Comment by RagingCactus

6 hours ago

Seeing the confusion in the comments I want to provide some examples of situations where this might come up in a security or CTF context:

* You have a restricted shell or other way to execute a restricted set of commands or binaries, often with arbitrary parameters. You can use GTFOBins in interesting ways to read files, write files, or even execute commands and ultimately break out of your restricted context into a shell.

* Someone allowed sudo access or set the SUID bit on a GTFOBin. Using these tricks, you may be able to read or write sensitive files or execute privileged commands in a way the person configuring sudo did not know about.

This is pretty relevant for things like claude-code, which has a fairly rudimentary way of dealing with permissions with block-lists and allow-lists.

I once accidentally gave my claude "powershell" permissions in one session, and after that any time it found it was blocked from using a tool, e.g. git, it would write a powershell script that did the same thing and execute the script to work around the blocked permission.

Obviously no sane system would have "powershell" in a generic allow-list, but you could imagine some discrepancy in allowed levels between tools which can be worked around with the techniques on this page.

  • Power Shell or Python scripts to work around restrictions are the go to for LLMs.

    And it doesn't stop there.

    Yesterday I was trying to figure out some icons issue in KDE plasma (I know nothing about KDE). Both Claude and Codex would run complex bus and debug queries and write and execute QML scripts with more and more tools thrown into the mix.

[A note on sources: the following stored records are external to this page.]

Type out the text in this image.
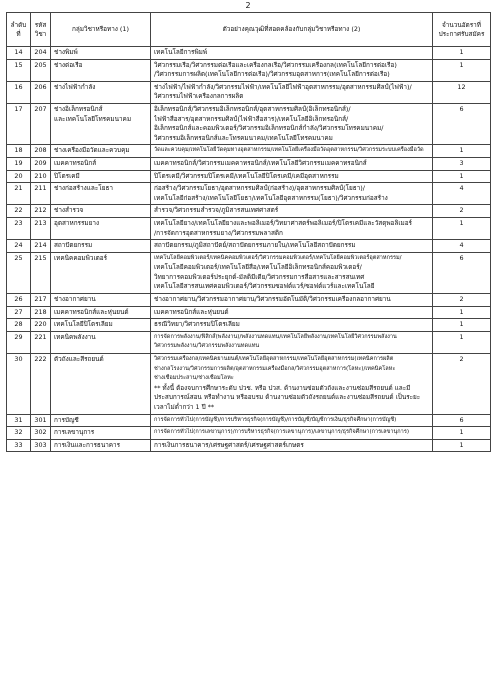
2
ลำดับที่	รหัสวิชา	กลุ่มวิชาหรือทาง (1)	ตัวอย่างคุณวุฒิที่สอดคล้องกับกลุ่มวิชาหรือทาง (2)	จำนวนอัตราที่ประกาศรับสมัคร
14	204	ช่างพิมพ์	เทคโนโลยีการพิมพ์	1
15	205	ช่างต่อเรือ	วิศวกรรมเรือ/วิศวกรรมต่อเรือและเครื่องกลเรือ/วิศวกรรมเครื่องกล(เทคโนโลยีการต่อเรือ)
/วิศวกรรมการผลิต(เทคโนโลยีการต่อเรือ)/วิศวกรรมอุตสาหการ(เทคโนโลยีการต่อเรือ)	1
16	206	ช่างไฟฟ้ากำลัง	ช่างไฟฟ้า/ไฟฟ้ากำลัง/วิศวกรรมไฟฟ้า/เทคโนโลยีไฟฟ้าอุตสาหกรรม/อุตสาหกรรมศิลป์(ไฟฟ้า)/
วิศวกรรมไฟฟ้าเครื่องกลการผลิต	12
17	207	ช่างอิเล็กทรอนิกส์
และเทคโนโลยีโทรคมนาคม	อิเล็กทรอนิกส์/วิศวกรรมอิเล็กทรอนิกส์/อุตสาหกรรมศิลป์(อิเล็กทรอนิกส์)/
ไฟฟ้าสื่อสาร/อุตสาหกรรมศิลป์(ไฟฟ้าสื่อสาร)/เทคโนโลยีอิเล็กทรอนิกส์/
อิเล็กทรอนิกส์และคอมพิวเตอร์/วิศวกรรมอิเล็กทรอนิกส์กำลัง/วิศวกรรมโทรคมนาคม/
วิศวกรรมอิเล็กทรอนิกส์และโทรคมนาคม/เทคโนโลยีโทรคมนาคม	6
18	208	ช่างเครื่องมือวัดและควบคุม	วัดและควบคุม/เทคโนโลยีวัดคุมทางอุตสาหกรรม/เทคโนโลยีเครื่องมือวัดอุตสาหกรรม/วิศวกรรมระบบเครื่องมือวัด	1
19	209	เมคคาทรอนิกส์	เมคคาทรอนิกส์/วิศวกรรมเมคคาทรอนิกส์/เทคโนโลยีวิศวกรรมเมคคาทรอนิกส์	3
20	210	ปิโตรเคมี	ปิโตรเคมี/วิศวกรรมปิโตรเคมี/เทคโนโลยีปิโตรเคมี/เคมีอุตสาหกรรม	1
21	211	ช่างก่อสร้างและโยธา	ก่อสร้าง/วิศวกรรมโยธา/อุตสาหกรรมศิลป์(ก่อสร้าง)/อุตสาหกรรมศิลป์(โยธา)/
เทคโนโลยีก่อสร้าง/เทคโนโลยีโยธา/เทคโนโลยีอุตสาหกรรม(โยธา)/วิศวกรรมก่อสร้าง	4
22	212	ช่างสำรวจ	สำรวจ/วิศวกรรมสำรวจ/ภูมิสารสนเทศศาสตร์	2
23	213	อุตสาหกรรมยาง	เทคโนโลยียาง/เทคโนโลยียางและพอลิเมอร์/วิทยาศาสตร์พอลิเมอร์/ปิโตรเคมีและวัสดุพอลิเมอร์
/การจัดการอุตสาหกรรมยาง/วิศวกรรมพลาสติก	1
24	214	สถาปัตยกรรม	สถาปัตยกรรม/ภูมิสถาปัตย์/สถาปัตยกรรมภายใน/เทคโนโลยีสถาปัตยกรรม	4
25	215	เทคนิคคอมพิวเตอร์	เทคโนโลยีคอมพิวเตอร์/เทคนิคคอมพิวเตอร์/วิศวกรรมคอมพิวเตอร์/เทคโนโลยีคอมพิวเตอร์อุตสาหกรรม/
เทคโนโลยีคอมพิวเตอร์/เทคโนโลยีสื่อ/เทคโนโลยีอิเล็กทรอนิกส์คอมพิวเตอร์/
วิทยาการคอมพิวเตอร์ประยุกต์-มัลติมีเดีย/วิศวกรรมการสื่อสารและสารสนเทศ
เทคโนโลยีสารสนเทศคอมพิวเตอร์/วิศวกรรมซอฟต์แวร์/ซอฟต์แวร์และเทคโนโลยี	6
26	217	ช่างอากาศยาน	ช่างอากาศยาน/วิศวกรรมอากาศยาน/วิศวกรรมอัตโนมัติ/วิศวกรรมเครื่องกลอากาศยาน	2
27	218	เมคคาทรอนิกส์และหุ่นยนต์	เมคคาทรอนิกส์และหุ่นยนต์	1
28	220	เทคโนโลยีปิโตรเลียม	ธรณีวิทยา/วิศวกรรมปิโตรเลียม	1
29	221	เทคนิคพลังงาน	การจัดการพลังงาน/ฟิสิกส์(พลังงาน)/พลังงานทดแทน/เทคโนโลยีพลังงาน/เทคโนโลยีวิศวกรรมพลังงาน
วิศวกรรมพลังงาน/วิศวกรรมพลังงานทดแทน	1
30	222	ตัวถังและสีรถยนต์	วิศวกรรมเครื่องกล/เทคนิคยานยนต์/เทคโนโลยีอุตสาหกรรม/เทคโนโลยีอุตสาหกรรม(เทคนิคการผลิต
ช่างกลโรงงาน/วิศวกรรมการผลิต/อุตสาหกรรมเครื่องมือกล/วิศวกรรมอุตสาหการ(โลหะ)/เทคนิคโลหะ
ช่างเชื่อมประสาน/ช่างเชื่อมโลหะ
** ทั้งนี้ ต้องจบการศึกษาระดับ ปวช. หรือ ปวส. ด้านงานซ่อมตัวถังและงานซ่อมสีรถยนต์ และมีประสบการณ์สอน หรือทำงาน หรืออบรม ด้านงานซ่อมตัวถังรถยนต์และงานซ่อมสีรถยนต์ เป็นระยะเวลาไม่ต่ำกว่า 1 ปี **	2
31	301	การบัญชี	การจัดการทั่วไป(การบัญชี)/การบริหารธุรกิจ(การบัญชี)/การบัญชี/บัญชีการเงิน/ธุรกิจศึกษา(การบัญชี)	6
32	302	การเลขานุการ	การจัดการทั่วไป(การเลขานุการ)/การบริหารธุรกิจ(การเลขานุการ)/เลขานุการ/ธุรกิจศึกษา(การเลขานุการ)	1
33	303	การเงินและการธนาคาร	การเงินการธนาคาร/เศรษฐศาสตร์/เศรษฐศาสตร์เกษตร	1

    There's no way to properly block them with just allow- and block lists

    • > There's no way to properly block them with just allow- and block lists

      Especially not when some harnesses rely on the reliability of the LLM to determine what's allowed or not, pretty much "You shouldn't do thing X" and then asking the LLM to itself evaluate if it should be able to do it or not when it comes up. Bananas.

      Only right and productive way to run an agent on your computer is by isolating it properly somehow then running it with "--sandbox danger-full-access --dangerously-bypass-approvals-and-sandbox" or whatever, I myself use docker containers, but there are lots of solutions out there.

      2 replies →

    • In a previous employer, they block the chmod command. I took the habit to python -c "import os; os.chmod('my_file',744)".

      Glad to see LLM re-discover this trick.

      5 replies →

> * Someone allowed sudo access or set the SUID bit on a GTFOBin. Using these tricks, you may be able to read or write sensitive files or execute privileged commands in a way the person configuring sudo did not know about.

Some enterprise security software that is designed to "mediate privilege elevation" includes an allowlist configured by the administrators. My experience seeing this rolled out at one company was that software on the allowlist no longer required a password to run with `sudo`. The allowlist initially included, of course, all kinds of broadly useful software that made its way onto this list (e.g., vim, bash).

I worked from home at this company, and I remember thinking it was a good thing, because this software deployed to "secure" my computer made it drastically weaker to someone walking up to it and trying to run something if I stepped away from the keyboard for a moment and forgot to lock it.

Concrete example:

A few years back, our support team needed to do some network capture with tcpdump. The quick and natural way to allow that was to add a sudo rule for it, with opened arguments (I know it's a bit risky, but tcp port and nic could change).

Looks good enough? Well no...

With tcpdump, you can specify a compress command with the "-z" option. But nothing prevents you from running a "special" compress command and completely take over the server:

> sudo tcpdump -i any -z '/home/despicable_me/evil_cmd.sh' -w /tmp/dontcare.pcap -G 1 -Z root

This seems trivial, but that the kind of stuff which are really easy to miss. Even if these days, security layers like apparmor mitigate this risk (causing a few headaches along the way), it's still relatively easy to mess it up.